Not necessarily. When you combine the numbers, Surgeon B can have a better overall success rate, even though A is better in every category. This is a real statistical phenomenon called Simpson's Paradox, and it has changed the outcomes of lawsuits, medical studies, and policy decisions.
The Setup
Surgeon A is the hospital's best. She takes the hard cases, the ones other surgeons refer away. Surgeon B plays it safe and mostly takes the routine cases. Here are their actual numbers:
Easy Surgeries
Hard Surgeries
Combined Results
How Is This Possible?
The trick is in the caseloads. Surgeon A did 100 hard surgeries (where even a great surgeon only succeeds 30% of the time) and only 10 easy ones. Surgeon B did 100 easy surgeries (where even a mediocre surgeon succeeds 80% of the time) and only 10 hard ones.
When you combine the numbers, Surgeon A's overall gets dragged down by her mountain of hard cases. Surgeon B's overall gets propped up by her mountain of easy cases. The combined statistic hides the fact that they were playing completely different games.
The lurking variable, case difficulty, is doing all the work. Remove it, and the data lies to you.
See It With Every Patient
Each dot below is a patient. The lopsided caseloads make the paradox visually obvious. Look at how many more hard cases (low success rate) Surgeon A takes on.
Easy Surgeries
Hard Surgeries
Combined Results
Build Your Own
Drag the sliders to set each surgeon's caseload and success rates. The paradox appears when one surgeon handles far more of the hard cases. Watch the overall winner flip even though the sub-group winners stay the same.
Why This Matters
What makes this unsettling is how natural it is to miss. Aggregated data can tell the opposite story from disaggregated data. It's worth developing the habit of asking: what subgroups might be hidden inside this number, and are they evenly represented?
Real-World Examples
- UC Berkeley admissions (1973): Overall, it looked like the university discriminated against women. But department by department, women were admitted at equal or higher rates.

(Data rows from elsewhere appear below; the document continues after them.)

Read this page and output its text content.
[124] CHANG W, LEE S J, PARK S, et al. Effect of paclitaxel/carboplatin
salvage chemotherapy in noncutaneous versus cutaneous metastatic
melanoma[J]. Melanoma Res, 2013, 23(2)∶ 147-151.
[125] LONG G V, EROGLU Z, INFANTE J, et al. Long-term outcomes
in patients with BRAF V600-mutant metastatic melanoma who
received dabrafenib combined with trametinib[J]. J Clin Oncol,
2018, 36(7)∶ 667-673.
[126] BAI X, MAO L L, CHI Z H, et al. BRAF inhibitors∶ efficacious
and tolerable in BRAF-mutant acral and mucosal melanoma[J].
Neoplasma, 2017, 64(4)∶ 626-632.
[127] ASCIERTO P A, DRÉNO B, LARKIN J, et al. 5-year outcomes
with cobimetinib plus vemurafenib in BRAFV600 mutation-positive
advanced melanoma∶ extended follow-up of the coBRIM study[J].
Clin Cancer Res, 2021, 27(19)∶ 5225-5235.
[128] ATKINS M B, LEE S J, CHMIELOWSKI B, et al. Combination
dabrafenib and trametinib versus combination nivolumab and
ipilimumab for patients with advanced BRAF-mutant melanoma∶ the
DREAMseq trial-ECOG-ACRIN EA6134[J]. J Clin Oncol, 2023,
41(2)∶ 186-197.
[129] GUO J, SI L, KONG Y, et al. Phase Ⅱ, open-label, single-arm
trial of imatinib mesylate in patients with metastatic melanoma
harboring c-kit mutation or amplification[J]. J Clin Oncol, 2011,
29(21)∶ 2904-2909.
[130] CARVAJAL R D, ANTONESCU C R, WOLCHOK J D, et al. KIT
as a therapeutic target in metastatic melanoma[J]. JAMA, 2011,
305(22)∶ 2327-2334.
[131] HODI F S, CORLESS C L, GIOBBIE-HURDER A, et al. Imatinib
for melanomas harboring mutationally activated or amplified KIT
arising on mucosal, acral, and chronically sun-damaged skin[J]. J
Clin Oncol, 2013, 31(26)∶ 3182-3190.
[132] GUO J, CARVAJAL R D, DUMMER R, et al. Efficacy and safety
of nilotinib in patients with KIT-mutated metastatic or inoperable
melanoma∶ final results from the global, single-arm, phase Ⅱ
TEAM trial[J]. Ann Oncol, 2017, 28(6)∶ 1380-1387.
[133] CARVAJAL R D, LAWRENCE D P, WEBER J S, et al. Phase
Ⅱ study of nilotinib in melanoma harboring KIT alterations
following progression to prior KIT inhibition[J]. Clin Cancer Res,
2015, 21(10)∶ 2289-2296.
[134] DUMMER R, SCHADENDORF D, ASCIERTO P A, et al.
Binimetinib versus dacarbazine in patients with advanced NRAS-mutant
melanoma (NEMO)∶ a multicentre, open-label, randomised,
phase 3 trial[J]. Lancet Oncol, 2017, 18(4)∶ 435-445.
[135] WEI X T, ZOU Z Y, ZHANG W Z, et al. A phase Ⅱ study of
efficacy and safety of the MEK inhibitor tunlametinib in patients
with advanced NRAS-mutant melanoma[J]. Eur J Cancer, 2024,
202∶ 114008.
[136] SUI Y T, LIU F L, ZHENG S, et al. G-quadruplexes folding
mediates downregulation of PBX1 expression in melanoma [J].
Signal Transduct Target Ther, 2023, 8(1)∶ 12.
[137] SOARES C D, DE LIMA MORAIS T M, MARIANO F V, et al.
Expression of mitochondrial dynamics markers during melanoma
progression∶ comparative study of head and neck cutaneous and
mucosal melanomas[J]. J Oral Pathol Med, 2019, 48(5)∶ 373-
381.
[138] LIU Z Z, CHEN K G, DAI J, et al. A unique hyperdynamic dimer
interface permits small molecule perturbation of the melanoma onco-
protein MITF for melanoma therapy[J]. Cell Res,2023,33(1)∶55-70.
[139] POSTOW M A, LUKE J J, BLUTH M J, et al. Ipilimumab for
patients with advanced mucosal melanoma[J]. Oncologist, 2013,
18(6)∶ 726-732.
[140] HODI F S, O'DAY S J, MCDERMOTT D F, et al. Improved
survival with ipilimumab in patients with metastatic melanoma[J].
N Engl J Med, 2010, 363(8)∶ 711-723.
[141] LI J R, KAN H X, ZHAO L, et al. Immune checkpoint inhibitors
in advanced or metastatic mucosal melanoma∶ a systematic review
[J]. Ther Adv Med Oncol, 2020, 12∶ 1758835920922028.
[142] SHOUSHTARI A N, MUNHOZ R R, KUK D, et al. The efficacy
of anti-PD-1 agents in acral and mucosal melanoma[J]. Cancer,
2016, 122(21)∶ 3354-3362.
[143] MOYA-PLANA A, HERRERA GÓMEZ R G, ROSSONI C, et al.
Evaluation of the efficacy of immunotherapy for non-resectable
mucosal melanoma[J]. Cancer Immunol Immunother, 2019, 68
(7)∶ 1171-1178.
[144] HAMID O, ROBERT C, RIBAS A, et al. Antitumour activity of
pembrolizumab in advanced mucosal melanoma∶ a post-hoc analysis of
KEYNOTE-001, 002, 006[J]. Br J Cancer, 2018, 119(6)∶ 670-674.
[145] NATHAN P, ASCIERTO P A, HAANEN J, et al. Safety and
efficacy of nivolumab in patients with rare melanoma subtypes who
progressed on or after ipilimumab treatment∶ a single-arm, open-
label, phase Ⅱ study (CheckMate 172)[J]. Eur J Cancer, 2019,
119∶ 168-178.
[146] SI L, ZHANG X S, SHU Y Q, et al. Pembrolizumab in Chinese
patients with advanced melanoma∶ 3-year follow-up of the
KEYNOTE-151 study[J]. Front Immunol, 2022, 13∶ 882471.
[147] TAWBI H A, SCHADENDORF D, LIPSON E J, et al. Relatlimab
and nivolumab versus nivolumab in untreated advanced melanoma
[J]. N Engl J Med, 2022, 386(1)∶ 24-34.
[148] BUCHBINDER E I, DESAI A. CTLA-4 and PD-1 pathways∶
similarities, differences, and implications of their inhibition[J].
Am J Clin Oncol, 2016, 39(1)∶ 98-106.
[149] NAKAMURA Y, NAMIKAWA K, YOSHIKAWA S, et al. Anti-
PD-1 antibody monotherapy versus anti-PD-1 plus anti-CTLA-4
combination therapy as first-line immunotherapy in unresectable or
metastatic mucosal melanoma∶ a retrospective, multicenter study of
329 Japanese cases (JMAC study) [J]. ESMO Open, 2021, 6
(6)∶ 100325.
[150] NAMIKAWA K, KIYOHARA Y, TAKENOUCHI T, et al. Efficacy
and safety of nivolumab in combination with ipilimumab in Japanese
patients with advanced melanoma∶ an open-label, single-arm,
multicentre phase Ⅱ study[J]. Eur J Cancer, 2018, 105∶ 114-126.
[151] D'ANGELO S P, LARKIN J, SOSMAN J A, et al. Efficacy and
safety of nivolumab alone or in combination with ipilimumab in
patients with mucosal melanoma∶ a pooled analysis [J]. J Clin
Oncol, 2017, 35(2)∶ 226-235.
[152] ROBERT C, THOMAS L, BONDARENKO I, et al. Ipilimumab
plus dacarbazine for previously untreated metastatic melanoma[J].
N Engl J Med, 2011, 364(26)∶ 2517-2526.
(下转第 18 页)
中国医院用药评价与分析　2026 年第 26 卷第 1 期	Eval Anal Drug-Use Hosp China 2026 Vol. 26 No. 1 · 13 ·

Women simply applied more to competitive departments with low acceptance rates.
- Kidney stone treatments: Treatment A had a higher success rate for small stones AND large stones, but Treatment B had a higher overall rate, because Treatment B was disproportionately used on easy (small stone) cases.
- Baseball batting averages: A player can have a higher batting average than another in every individual season, yet a lower career average overall.
Once you see Simpson's Paradox, you start noticing opportunities for it everywhere. It's a reminder to always ask: what subgroups might be hiding underneath this summary statistic?
The Habit Worth Building
Whenever you're comparing two things using a single combined number (success rates, averages, conversion rates, batting averages, test scores) ask: are the groups being compared actually doing the same thing in the same proportions?
If a new marketing campaign has a higher overall conversion rate, check whether it was just tested on easier audiences. If one school district outperforms another on test scores, check whether they serve the same student demographics. If one doctor has better outcomes, check what kinds of cases they take on.
The transferable insight: a single number summarizing a complex situation is always a weighted average of hidden sub-stories. When the weights are unequal, the summary can point in the opposite direction from every sub-story. The cure is the habit of asking "what's underneath?", not blanket suspicion of all data.